With seven picks in the upcoming NFL draft and plenty of positions to address, the Washington Redskins will head into April with the idea of "value" in mind. Without a pick in the top 50, this year's process will be a good test for the team's front office, and it certainly won't be easy.
Although it's impossible to predict the strategy that head coach Mike Shanahan and general manager Bruce Allen will use going into the draft, there are plenty of college prospects who should at least be on their radar.
The Washington Redskins 2013 NFL Draft Radar is a series of articles to help you get familiar with prospects that would fit in Washington. Check back often for new scouting reports and info.
Name: Chris Harper
School: Kansas State
Weight: 229 lbs
Coming out of Northwest High School in Kansas, Chris Harper was a PrepStar All-American and four-star recruit according to Rivals. In addition to leading his team as an option quarterback, Harper also helped lead Northwest to the Class 6A State basketball championships as a sophomore.
Harper joined Chip Kelly and Oregon in 2008 as a true freshman and converted from quarterback to wide receiver after the first five games. In limited action, Harper finished the season as the Ducks’ fifth-leading rusher and receiver. He also replaced injured quarterback Justin Roper in overtime at Purdue and strung together the winning scoring drive.
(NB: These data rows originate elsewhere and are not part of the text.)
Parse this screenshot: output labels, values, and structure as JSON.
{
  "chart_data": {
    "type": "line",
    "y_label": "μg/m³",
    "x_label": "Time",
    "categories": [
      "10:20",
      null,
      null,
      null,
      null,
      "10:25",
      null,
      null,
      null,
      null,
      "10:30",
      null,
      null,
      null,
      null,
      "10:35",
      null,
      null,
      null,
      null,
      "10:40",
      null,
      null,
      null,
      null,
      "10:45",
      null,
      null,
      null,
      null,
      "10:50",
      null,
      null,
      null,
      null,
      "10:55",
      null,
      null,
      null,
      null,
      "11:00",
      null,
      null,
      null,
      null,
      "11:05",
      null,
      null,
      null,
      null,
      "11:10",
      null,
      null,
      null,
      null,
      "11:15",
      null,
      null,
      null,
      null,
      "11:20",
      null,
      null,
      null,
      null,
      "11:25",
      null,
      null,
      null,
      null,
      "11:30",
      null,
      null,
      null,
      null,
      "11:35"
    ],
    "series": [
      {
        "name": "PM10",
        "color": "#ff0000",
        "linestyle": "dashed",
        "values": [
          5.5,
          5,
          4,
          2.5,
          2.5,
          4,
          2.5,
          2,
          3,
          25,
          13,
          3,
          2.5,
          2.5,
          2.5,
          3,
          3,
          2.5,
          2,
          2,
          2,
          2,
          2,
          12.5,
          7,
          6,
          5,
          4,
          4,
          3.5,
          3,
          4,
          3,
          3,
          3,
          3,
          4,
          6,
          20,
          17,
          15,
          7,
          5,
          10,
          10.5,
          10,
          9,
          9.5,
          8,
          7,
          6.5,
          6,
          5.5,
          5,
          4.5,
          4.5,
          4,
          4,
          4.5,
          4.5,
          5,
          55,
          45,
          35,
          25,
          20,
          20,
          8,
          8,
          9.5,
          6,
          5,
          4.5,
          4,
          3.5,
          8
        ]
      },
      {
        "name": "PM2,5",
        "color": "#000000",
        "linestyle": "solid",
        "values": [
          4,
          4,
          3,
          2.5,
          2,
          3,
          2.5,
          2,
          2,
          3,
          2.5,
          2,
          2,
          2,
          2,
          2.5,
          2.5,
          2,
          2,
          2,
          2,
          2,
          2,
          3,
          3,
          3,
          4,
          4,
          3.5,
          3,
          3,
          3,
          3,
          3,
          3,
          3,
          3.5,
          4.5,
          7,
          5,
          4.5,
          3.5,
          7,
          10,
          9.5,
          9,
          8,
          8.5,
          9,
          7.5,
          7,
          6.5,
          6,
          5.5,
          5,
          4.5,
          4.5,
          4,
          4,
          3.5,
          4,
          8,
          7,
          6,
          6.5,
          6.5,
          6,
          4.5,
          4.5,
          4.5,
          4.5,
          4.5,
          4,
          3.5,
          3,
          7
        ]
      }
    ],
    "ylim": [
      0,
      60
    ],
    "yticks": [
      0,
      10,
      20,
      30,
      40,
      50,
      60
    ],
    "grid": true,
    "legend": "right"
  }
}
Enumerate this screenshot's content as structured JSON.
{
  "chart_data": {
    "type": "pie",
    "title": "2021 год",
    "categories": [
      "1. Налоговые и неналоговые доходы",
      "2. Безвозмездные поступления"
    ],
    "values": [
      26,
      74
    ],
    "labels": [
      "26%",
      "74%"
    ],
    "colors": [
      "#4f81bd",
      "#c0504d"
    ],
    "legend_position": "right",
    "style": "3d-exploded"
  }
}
In an effort to be closer to home, Harper transferred to Kansas State as a sophomore and redshirted the 2009 season.
In 2010, Harper played in all 13 games for the Wildcats, starting seven, and totaled 25 catches for 330 yards and four touchdowns. He would lead the team the following season in receptions, receiving yards and receiving touchdowns, hauling in 40 catches for 547 yards and five scores.
As a senior this past season, Harper had his best year on the field, bringing in 58 catches for 857 yards and three scores.
Harper is a sizable wide receiver with a thick build and full frame that he uses in every aspect of his game. He has the ability to be physical at the line, through his routes, while making the catch and when running with the ball in his hands. At this point, he is also experienced in using his size to his advantage, wisely boxing-out and taking the inside on deep routes.
Albeit a bit heavy between 225 and 234 pounds, arguably the best part about Harper’s size is his control. His coordination and ability to adjust his body make him a better athlete than some may give him credit for.
Harper isn’t one of the burners in this class, but that’s not to say he can’t be a vertical threat. Harper is a regular mismatch on the outside. And while his straight-line speed may not be top tier, it’s still enough to streak, use the sidelines and make his defender fight for a ball in the air.
Again attributing to his athleticism, Harper has good leaping ability that can cause fits for the majority of cornerbacks shorter than him. And when he comes down with the ball, Harper possesses deceiving elusiveness in the open field. His strength and size doesn’t make him an easy tackle at initial contact and he’s a hard runner after the catch.
Given he was a converted quarterback at one point in his collegiate career, Harper’s hands are impressive. Like his physique, his hands are strong and he uses them to snatch the ball out of the air. He has good concentration seeing the pass and he helps himself with understanding the defender’s angle.
Although Harper will need to continue to improve his route running, he has the ability to be effective throughout the tree. Right now he can come in and make his money on out-routes and slants, but teams will inch their way in his development. He’s a natural redzone target given his bulk, vertical and aggressiveness in jump-ball situations.
Kansas State quarterback Collin Klein was a Heisman Trophy finalist, but it wasn’t for being a great passer. It’s interesting—and intriguing—to think of the difference in Harper’s production with a better passer getting him the ball. Especially in the redzone.
Although the Redskins' situation at wide receiver made huge strides last season after landing Pierre Garcon and Joshua Morgan in free agency, the position isn't quite finished.
Leonard Hankerson had plenty of fans in his corner last season and he failed to deliver. Despite a productive 2012, Santana Moss is aging and set to count more than $6.1 million against the cap next season. Aldrick Robinson showed flashes, but are coaches prepared to label him consistent?
Chris Harper is an attractive receiver in one of the draft’s deeper positions. He’s a guy that should show well at the combine and scouts may see him as an Anquan Boldin type.